Она теперь сначала видела его и переживала теперь все то, что она чувствовала тогда. Она вспомнила продолжительный, грустный, строгий взгляд его при этих словах и поняла значение упрека и отчаяния этого продолжительного взгляда.
«Я согласилась, – говорила себе теперь Наташа, – что было бы ужасно, если б он остался всегда страдающим. Я сказала это тогда так только потому, что для него это было бы ужасно, а он понял это иначе. Он подумал, что это для меня ужасно бы было. Он тогда еще хотел жить – боялся смерти. И я так грубо, глупо сказала ему. Я не думала этого. Я думала совсем другое. Если бы я сказала то, что думала, я бы сказала: пускай бы он умирал, все время умирал бы перед моими глазами, я была бы счастлива в сравнении с тем, что я теперь. Теперь… Ничего, никого нет. Знал ли он это? Нет. Не знал и никогда не узнает. И теперь никогда, никогда уже нельзя поправить этого». И опять он говорил ей те же слова, но теперь в воображении своем Наташа отвечала ему иначе. Она останавливала его и говорила: «Ужасно для вас, но не для меня. Вы знайте, что мне без вас нет ничего в жизни, и страдать с вами для меня лучшее счастие». И он брал ее руку и жал ее так, как он жал ее в тот страшный вечер, за четыре дня перед смертью. И в воображении своем она говорила ему еще другие нежные, любовные речи, которые она могла бы сказать тогда, которые она говорила теперь. «Я люблю тебя… тебя… люблю, люблю…» – говорила она, судорожно сжимая руки, стискивая зубы с ожесточенным усилием.
И сладкое горе охватывало ее, и слезы уже выступали в глаза, но вдруг она спрашивала себя: кому она говорит это? Где он и кто он теперь? И опять все застилалось сухим, жестким недоумением, и опять, напряженно сдвинув брови, она вглядывалась туда, где он был. И вот, вот, ей казалось, она проникает тайну… Но в ту минуту, как уж ей открывалось, казалось, непонятное, громкий стук ручки замка двери болезненно поразил ее слух. Быстро и неосторожно, с испуганным, незанятым ею выражением лица, в комнату вошла горничная Дуняша.
– Пожалуйте к папаше, скорее, – сказала Дуняша с особенным и оживленным выражением. – Несчастье, о Петре Ильиче… письмо, – всхлипнув, проговорила она.

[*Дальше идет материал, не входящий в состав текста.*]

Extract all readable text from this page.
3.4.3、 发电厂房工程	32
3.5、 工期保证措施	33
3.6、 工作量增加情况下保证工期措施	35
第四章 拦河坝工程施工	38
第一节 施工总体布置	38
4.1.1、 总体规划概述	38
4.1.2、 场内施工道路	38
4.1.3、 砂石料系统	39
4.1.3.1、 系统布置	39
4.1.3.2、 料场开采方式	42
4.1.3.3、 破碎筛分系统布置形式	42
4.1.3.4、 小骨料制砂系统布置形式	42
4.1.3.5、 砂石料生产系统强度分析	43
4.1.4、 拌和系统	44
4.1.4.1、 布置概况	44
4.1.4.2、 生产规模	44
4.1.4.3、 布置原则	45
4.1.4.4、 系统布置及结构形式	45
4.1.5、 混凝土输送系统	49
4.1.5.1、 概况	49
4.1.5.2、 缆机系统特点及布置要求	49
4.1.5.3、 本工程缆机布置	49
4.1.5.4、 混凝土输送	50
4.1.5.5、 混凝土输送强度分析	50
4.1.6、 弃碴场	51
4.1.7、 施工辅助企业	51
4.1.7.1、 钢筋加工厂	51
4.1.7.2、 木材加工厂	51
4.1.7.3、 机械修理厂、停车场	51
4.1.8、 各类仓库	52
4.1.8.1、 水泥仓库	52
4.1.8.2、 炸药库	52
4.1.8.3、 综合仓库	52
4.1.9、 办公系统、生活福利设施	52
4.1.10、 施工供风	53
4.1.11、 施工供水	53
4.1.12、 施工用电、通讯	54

Кроме общего чувства отчуждения от всех людей, Наташа в это время испытывала особенное чувство отчуждения от лиц своей семьи. Все свои: отец, мать, Соня, были ей так близки, привычны, так будничны, что все их слова, чувства казались ей оскорблением того мира, в котором она жила последнее время, и она не только была равнодушна, но враждебно смотрела на них. Она слышала слова Дуняши о Петре Ильиче, о несчастии, но не поняла их.